Gmail Bill Pay a Bigger Threat to Banks than Google Wallet

Google's planned integration of bill pay and presentment with its immensely popular Gmail service could quickly scoop away one of the stickiest offerings of online banking sites.

The product, reportedly called "Pony Express," would allow Gmail users to examine and pay emailed bills without navigating to another site. Banks and billers typically rely on emailed notifications to prompt customers to log into their own sites, where they can sell upgrades and provide customer service.

The initiative, reported Tuesday by the tech news site Re/code, builds on an existing P2P payment capability built into Gmail and Google Wallet.

"It threatens everyone in the space," said Richard Crone, a payments consultant, noting that bill payment is a $1.2 trillion-a-year industry, making it the second largest payment class behind in-store point of sale at $6.2 trillion. "Bill payments are habit-forming and require monthly action. Google wants active users, so if it can provide a way to organize bill payment that is more efficient than bank or biller-direct, Google wins more eyeballs."
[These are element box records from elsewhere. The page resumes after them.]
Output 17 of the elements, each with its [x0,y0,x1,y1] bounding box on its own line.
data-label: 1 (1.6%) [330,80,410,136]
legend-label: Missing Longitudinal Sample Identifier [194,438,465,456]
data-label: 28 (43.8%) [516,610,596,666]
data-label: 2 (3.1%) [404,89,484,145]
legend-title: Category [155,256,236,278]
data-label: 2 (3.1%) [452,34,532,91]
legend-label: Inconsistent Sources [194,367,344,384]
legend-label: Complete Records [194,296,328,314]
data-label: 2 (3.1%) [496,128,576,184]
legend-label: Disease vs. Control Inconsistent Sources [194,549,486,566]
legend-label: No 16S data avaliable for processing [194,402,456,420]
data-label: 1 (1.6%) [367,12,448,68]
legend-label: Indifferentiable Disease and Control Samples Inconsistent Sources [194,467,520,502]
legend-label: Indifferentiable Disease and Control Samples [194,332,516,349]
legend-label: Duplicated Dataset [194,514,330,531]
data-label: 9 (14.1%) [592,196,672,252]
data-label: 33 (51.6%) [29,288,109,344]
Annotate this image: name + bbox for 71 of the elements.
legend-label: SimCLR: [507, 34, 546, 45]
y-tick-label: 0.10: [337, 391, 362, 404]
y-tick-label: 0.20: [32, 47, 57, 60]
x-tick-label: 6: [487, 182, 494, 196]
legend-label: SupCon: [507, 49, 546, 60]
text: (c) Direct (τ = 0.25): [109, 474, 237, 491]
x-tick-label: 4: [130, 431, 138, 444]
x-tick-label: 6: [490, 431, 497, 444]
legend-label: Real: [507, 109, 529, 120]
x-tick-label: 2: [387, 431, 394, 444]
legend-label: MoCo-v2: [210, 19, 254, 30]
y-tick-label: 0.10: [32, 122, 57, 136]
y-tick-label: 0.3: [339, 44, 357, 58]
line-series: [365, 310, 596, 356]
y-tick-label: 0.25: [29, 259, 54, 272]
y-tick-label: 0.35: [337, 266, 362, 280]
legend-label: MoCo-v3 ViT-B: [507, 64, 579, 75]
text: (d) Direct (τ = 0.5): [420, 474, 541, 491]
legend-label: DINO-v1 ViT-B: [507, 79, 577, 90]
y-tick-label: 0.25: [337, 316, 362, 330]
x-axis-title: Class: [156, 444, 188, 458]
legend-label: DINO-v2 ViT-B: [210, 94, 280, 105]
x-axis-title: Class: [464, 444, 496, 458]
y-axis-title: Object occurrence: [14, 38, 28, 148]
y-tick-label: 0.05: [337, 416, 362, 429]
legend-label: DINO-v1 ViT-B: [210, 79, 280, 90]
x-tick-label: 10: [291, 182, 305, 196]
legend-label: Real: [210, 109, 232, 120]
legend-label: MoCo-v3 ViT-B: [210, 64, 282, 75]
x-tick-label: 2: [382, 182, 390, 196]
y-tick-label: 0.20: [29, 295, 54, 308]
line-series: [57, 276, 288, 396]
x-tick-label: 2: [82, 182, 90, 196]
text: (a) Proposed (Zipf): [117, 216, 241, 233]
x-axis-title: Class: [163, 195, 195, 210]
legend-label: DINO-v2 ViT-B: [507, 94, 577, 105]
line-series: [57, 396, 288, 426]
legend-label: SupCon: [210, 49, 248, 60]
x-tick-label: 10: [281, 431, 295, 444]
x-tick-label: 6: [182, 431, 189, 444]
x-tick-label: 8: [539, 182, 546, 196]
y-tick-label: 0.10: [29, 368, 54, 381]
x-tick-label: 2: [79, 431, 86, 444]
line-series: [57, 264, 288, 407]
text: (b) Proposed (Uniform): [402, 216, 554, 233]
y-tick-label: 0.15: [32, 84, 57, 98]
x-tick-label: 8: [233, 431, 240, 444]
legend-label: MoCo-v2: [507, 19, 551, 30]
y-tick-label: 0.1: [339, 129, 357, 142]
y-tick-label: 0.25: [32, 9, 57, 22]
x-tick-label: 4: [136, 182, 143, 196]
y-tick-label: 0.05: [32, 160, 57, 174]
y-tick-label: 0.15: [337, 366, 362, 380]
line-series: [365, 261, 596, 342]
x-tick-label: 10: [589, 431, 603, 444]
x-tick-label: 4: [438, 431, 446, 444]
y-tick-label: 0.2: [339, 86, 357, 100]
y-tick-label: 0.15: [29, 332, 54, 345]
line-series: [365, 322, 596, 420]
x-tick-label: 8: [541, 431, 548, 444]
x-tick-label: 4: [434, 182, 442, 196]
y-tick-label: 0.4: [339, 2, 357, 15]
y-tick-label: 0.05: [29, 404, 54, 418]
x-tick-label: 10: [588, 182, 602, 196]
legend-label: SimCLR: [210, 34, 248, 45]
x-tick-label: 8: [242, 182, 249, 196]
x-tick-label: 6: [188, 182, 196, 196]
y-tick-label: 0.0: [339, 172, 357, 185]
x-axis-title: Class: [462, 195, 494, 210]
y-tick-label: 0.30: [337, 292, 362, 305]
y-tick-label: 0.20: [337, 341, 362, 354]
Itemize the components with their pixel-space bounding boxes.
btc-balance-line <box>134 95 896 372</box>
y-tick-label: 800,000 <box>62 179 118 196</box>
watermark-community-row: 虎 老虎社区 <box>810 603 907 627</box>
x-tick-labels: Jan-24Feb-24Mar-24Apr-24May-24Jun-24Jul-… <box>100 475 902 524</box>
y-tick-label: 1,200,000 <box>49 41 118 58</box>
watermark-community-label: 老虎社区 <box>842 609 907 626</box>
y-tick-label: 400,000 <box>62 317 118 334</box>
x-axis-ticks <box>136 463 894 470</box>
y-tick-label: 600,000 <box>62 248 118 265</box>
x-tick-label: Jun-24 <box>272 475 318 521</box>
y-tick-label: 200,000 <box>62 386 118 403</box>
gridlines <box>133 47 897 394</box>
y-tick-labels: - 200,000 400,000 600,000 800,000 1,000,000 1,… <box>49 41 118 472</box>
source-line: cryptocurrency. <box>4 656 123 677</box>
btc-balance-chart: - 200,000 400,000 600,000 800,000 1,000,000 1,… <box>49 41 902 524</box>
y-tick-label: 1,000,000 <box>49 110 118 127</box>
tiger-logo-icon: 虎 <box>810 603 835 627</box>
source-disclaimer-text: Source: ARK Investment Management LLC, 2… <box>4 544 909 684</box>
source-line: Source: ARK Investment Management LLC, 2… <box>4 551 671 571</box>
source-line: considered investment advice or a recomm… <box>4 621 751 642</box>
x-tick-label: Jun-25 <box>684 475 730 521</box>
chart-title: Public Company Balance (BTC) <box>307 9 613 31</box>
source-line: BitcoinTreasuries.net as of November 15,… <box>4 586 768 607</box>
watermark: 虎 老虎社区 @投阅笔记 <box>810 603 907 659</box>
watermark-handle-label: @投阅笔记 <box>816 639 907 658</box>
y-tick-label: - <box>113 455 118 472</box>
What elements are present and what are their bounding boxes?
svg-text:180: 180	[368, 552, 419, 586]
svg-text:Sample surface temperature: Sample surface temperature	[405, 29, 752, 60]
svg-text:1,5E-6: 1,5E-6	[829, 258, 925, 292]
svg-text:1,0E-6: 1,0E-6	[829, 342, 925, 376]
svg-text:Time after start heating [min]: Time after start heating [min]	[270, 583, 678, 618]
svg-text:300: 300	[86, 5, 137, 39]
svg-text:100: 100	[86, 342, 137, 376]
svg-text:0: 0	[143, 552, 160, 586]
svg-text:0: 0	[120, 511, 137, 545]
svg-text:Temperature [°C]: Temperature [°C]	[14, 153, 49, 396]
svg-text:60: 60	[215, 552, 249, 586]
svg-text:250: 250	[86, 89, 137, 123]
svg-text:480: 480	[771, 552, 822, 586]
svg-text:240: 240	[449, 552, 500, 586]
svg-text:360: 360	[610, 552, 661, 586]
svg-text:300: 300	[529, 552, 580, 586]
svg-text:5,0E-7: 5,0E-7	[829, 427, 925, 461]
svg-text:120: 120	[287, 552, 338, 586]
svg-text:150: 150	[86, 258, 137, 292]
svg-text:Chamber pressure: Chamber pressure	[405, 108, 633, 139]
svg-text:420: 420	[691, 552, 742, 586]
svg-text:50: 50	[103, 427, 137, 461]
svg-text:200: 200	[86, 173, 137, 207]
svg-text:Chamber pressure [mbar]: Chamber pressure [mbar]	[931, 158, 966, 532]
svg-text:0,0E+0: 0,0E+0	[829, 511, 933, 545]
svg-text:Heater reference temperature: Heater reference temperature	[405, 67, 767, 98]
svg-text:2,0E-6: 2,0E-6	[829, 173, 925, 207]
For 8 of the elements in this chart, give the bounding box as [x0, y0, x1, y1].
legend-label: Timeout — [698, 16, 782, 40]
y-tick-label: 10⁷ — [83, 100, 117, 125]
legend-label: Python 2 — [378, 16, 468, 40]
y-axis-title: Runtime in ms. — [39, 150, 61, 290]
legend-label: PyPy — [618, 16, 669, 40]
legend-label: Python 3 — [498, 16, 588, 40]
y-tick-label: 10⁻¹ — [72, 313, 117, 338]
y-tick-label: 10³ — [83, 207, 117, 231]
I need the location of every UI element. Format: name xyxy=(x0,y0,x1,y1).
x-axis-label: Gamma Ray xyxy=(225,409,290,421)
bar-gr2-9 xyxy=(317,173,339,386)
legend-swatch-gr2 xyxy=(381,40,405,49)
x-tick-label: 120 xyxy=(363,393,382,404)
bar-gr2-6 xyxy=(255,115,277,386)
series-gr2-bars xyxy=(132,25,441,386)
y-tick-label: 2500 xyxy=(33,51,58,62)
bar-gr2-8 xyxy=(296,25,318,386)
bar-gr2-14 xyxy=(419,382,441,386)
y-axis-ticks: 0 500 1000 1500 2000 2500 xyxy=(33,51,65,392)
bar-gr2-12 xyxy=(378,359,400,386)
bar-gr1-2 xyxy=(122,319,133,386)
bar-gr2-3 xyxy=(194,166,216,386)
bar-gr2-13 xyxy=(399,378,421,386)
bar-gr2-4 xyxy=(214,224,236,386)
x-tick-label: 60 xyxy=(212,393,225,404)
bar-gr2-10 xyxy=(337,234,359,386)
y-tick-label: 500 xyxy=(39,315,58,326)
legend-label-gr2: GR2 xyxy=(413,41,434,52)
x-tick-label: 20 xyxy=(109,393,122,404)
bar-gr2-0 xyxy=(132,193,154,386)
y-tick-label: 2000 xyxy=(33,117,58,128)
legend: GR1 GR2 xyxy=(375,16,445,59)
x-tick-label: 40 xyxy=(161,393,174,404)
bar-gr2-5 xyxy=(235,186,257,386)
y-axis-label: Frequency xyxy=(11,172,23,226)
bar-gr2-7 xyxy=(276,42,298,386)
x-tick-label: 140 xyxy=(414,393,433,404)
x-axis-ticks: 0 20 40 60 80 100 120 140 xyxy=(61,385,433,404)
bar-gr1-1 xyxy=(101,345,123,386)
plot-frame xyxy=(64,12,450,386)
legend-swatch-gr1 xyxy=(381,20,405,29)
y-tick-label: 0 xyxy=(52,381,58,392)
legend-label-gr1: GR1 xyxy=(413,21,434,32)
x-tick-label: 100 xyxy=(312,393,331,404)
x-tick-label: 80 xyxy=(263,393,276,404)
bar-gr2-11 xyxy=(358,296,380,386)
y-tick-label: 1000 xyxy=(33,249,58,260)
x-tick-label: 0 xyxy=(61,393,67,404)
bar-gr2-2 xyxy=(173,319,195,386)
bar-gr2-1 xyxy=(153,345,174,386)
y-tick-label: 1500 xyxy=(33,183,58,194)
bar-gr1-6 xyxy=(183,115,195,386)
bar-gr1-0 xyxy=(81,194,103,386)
Given there are already more than 420 million Gmail accounts, the service could capture the attention of a significant number of online banking customers, Crone said. Google is also capitalizing on a sense of complacency banks and billers have in their bill payment offerings; in a survey of 100 billers, fewer than 10 had even minimal support for mobile bill payment and presentment, he said.

Google, which did not return a request for comment by deadline, would also gain access to a trove of actionable data including payment type and history. That could inform advertising and allow Google to partner or build out other products such as financial services.

"Google is trying to replace the primary bank's central position in bill payment aggregation to eventually become the financial canter of the consumer's life," said Mary Monahan, executive vice president and research director for mobile at Javelin Strategy & Research. "The bank will become just one more spoke in the wheel with Google in the center."

Google Wallet, by contrast, was originally designed to play nice with banks by keeping the bank's brand prominent in the mobile wallet. Google eventually introduced a virtual MasterCard as a pass-through account, but this was done to make it easier to bring banks on board.

Google's new strategy with both Pony Express and Google Wallet appears to place more emphasis on access than on functionality, thus giving Google more visibility to the consumer than the banks that fund any Google Wallet or Gmail transactions.

In mobile payments, Google's recent deal with AT&T, Verizon Wireless and T-Mobile allows it to pre-load the Google Wallet app on the carriers' Android phones. This setup eliminates one of the major hurdles in getting new users into the system.

Standalone bill-pay offerings have seldom fared well. Hearst's Manilla, for example, launched in 2011 as a destination for managing bill payments and magazine subscriptions, and lasted just three years. Its fatal weakness was its inability to "achieve the scale necessary to make the economics of the business viable," Manilla said in a statement on its (now defunct) website.

By tapping into its Gmail userbase, Google can launch Pony Express with impressive scale, but many challenges remain. Just as mobile wallets need to play well with merchants, Pony Express would need to win the support of billers.

Merchant reactions to Google's earlier mobile payments initiatives have been mixed. Google has been criticized for providing a lack of incentive to merchants to participate in Google Wallet. And Google Wallet's predecessor, Google Checkout, enraged merchants by raising fees in 2009 while offering what some merchants considered an inferior experience to rivals such as PayPal.

To add a critical mass of billers for Pony Express, Google would likely have to partner with another technology company that has a bill payment engine, and as such would have a pre-existing roster of billers, Crone said, adding companies such as Fiserv, FIS and ACI would be among the candidates.

"It would be a big win for one of these companies," Crone said.

Consumer buy-in would also be a challenge, as Pony Express would, like many mobile payment schemes, have to convince consumers that it's a better way to pay than the system they've grown comfortable with over many years of use.

"Paying bills via email is a new approach, and so consumers will need to change their existing bill pay methods to adopt Google's new approach," said Tim Sloane, vice president of payments innovation at Mercator Advisory Group, adding banks have been the traditional approach for digital payments for most demographics, and even millennials have gravitated toward online banking and products that provide budgetary controls such as SmartyPig.

"I'm not saying Google can't succeed at this, only that this standalone product is likely to be woefully insufficient," Sloane said.

Google's shortcomings in the payments industry may soon be tackled by former Morgan Stanley exec Ruth Porat, whom Google hired as CFO this week. Porat brings mobile payment and compliance expertise to Google.

"The more Google can do to keep consumers on its sites by adding services within those sites, the more consumer attention Google will have, and the less others will have," said Rick Oglesby, a senior analyst and consultant at Double Diamond Payments Research.